By Lawrence Hurley & Andrew Chung
The US Supreme Court has stepped into the high-profile patent fight between the world's two fiercest smartphone rivals, Apple and Samsung, agreeing to hear Samsung's appeal of what it contends were excessive penalties for copying the patented designs of the iPhone.
Samsung Electronics Co Ltd paid Apple Inc more than US$548 million (NZ$809.75 million) in December related to a jury verdict from 2012.
It is seeking to pare back the US$399 million (NZ$589.6 million) of that amount that was awarded for infringing on the designs of the iPhone's rounded-corner front face, bezel and colourful grid of icons, saying they contributed only marginally to a complex device.
A Samsung spokeswoman said in a statement that the court's review "can lead to a fair interpretation of patent law that will support creativity and reward innovation."
An Apple representative declined comment.

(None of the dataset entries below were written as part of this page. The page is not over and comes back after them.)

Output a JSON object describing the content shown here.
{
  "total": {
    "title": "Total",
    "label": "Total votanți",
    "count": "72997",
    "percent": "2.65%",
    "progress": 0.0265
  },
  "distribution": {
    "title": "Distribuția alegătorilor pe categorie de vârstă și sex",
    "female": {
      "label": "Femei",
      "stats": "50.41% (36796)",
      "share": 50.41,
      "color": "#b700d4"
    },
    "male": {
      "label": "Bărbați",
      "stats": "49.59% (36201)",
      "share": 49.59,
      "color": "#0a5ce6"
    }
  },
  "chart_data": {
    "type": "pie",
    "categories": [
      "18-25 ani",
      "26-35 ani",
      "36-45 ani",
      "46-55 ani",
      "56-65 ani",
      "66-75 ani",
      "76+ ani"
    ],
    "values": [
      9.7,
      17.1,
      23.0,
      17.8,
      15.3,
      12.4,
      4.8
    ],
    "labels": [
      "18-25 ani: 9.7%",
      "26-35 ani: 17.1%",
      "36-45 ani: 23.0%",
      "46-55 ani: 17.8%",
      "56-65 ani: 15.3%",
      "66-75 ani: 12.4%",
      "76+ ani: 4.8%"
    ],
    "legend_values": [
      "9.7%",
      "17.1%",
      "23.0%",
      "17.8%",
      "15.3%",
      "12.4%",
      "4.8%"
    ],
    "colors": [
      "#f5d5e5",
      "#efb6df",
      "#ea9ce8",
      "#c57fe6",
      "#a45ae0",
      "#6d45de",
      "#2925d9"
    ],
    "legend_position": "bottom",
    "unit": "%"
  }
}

Apple sued in 2011, claiming the South Korean electronics company stole its technology and ripped off the look of the iPhone.
Last May, the US Court of Appeals for the Federal Circuit in Washington upheld the 2012 patent infringement verdict.
The court, however, said the iPhone's appearance could not be protected through trademarks, forcing another trial later this month in federal court in San Jose, California, to recalculate some of the damages Apple is owed.
The Supreme Court has not reviewed a design patent case in more than 120 years, when the products involved included a spoon handle and a rug.
The high court said it would answer whether courts should award in damages the total profits from a product that infringes on a design patent if the patent applies only to a component of the product.
Apple urged the high court not to take the case, saying Samsung's illegal conduct was clear.
Samsung consciously decided to copy the iPhone after its debut in 2007, Apple said, and soon after its mobile devices "became iPhone clones".
Samsung was supported by other major high-tech firms including Google and Facebook.
The companies filed a friend-of-the-court brief that said the Federal Circuit decision will lead to more design patent lawsuits, which will stifle innovation.